The capstone to the tutorial is learning how to configure and run Parabola, a TAN
application that arranges work-versions in interactive parallel display.
Examples of output:
Although you can learn a lot simply by reading through the slides, you will learn far
more by joining at least one other student and being led by someone who has developed a
TAN project. Inevitably something will not go the way you expected, and an experienced
hand can save you much time and frustration.
Prerequisites
- At least basic familiarity with XML and
TEI, and with the concepts of well-formed
and schema-valid XML.
- A rudimentary knowledge of XPath and either XQuery or XSLT.
- Some familiarity with Unicode and regular expressions.
- A corpus of TEI texts. The corpus may be small, and consist of short texts
(recommended, in fact), but it must include at least three versions of one work, of
the participant’s choice. The versions may be in different languages (e.g.,
translations) or they may be in the same language (e.g., revisions, variations).
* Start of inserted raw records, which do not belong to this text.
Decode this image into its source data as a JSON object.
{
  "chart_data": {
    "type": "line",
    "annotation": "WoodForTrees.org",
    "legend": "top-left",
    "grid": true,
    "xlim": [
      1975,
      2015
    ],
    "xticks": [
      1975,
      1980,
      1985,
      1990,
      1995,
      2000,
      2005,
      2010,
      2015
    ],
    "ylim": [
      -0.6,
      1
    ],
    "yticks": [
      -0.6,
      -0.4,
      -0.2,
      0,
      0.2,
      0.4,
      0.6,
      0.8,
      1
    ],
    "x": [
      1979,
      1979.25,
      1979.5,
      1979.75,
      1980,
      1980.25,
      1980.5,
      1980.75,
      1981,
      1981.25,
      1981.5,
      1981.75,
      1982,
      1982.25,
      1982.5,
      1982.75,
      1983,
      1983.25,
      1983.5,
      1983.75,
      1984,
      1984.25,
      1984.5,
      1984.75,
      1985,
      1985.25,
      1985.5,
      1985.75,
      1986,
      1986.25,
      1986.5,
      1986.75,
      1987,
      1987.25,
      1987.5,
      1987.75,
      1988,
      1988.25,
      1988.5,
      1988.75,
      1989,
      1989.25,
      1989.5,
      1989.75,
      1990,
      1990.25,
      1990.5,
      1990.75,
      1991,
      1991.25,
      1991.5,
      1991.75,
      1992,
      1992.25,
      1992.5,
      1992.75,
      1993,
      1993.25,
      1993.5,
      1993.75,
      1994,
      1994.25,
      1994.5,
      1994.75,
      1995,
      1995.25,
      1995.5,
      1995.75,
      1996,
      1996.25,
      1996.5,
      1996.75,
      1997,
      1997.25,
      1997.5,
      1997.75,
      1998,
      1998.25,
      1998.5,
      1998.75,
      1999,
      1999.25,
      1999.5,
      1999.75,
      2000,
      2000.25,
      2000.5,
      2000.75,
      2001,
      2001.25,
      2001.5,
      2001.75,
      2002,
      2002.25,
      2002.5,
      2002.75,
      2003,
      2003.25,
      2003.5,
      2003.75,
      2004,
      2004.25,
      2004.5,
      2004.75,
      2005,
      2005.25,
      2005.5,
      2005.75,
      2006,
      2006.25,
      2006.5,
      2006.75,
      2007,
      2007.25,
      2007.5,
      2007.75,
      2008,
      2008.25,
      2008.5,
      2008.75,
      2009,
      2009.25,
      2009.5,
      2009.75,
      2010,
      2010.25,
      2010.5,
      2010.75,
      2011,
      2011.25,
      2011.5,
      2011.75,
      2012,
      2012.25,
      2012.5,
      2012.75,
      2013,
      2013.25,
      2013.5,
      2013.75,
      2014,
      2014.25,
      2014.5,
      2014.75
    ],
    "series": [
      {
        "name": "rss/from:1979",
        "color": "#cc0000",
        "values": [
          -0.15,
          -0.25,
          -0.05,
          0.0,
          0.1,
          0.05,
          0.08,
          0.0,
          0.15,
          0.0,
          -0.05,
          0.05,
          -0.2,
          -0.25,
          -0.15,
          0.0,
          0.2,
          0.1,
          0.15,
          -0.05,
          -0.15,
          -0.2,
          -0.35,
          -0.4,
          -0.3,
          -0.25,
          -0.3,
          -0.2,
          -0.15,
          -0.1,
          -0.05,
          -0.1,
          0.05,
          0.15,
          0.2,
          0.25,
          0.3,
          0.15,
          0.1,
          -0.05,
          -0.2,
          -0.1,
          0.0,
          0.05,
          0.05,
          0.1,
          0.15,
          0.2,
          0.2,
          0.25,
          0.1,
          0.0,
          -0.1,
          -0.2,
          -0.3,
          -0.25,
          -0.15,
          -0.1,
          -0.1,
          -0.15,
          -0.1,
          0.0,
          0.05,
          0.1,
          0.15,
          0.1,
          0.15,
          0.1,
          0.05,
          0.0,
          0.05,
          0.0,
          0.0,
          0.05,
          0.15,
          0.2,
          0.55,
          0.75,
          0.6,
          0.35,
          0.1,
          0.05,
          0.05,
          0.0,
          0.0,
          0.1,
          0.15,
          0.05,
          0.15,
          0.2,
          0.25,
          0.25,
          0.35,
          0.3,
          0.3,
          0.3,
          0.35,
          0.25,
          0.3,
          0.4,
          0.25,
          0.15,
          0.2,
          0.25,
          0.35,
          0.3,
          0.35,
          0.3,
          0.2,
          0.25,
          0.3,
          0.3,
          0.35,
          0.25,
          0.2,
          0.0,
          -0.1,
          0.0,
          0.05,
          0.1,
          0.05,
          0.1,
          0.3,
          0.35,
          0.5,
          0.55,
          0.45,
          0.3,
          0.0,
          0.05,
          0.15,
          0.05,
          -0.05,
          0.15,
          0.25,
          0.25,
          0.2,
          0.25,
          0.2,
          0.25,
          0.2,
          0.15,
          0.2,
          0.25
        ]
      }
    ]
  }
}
- Curiosity, humility, and patience
Technical Requirements
- a computer
- a licensed, local installation of Oxygen XML Editor
- a file sharing service such as Google Drive or Dropbox (service TBD)
- internet access
- optional: ability to post XML files to the Internet, e.g., through a personal or
institutional server, or through a service such as GitHub
Preliminary readings
- TAN Guidelines, chapters 1 and 2
Sessions
Background: Guidelines 4.1, 4.2, 4.5, 8.4
- Learn how TAN handles vocabulary and semantic-based identification
- Create a TAN-voc file
- Understand TAN metadata structures and principles
- Understand validation phases, and how to interpret validation reports
Background: Guidelines 5 (all), 8.2, 8.3
- Adjust TEI files to be TAN-compliant.
- Coordinate transcriptions with vocabulary.
- Understand how TAN handles space, Unicode, and word division.
- Think about normalization.
- Learn how to handle reference systems.
Background: Guidelines 6.1, 6.2, 8.5
- Develop a TAN-A file for aligning and annotating the corpus of files.
- Expose files to a network
- Use files on the network
- Understand how claims (annotations) work
Background: Guidelines 9.1, 9.2, 9.4
- Configure and use the TAN application Parabola.
- Learn the basics of data types and regular expressions.
- Work with class 2 adjustments.
- Grouping works and sources via aliases.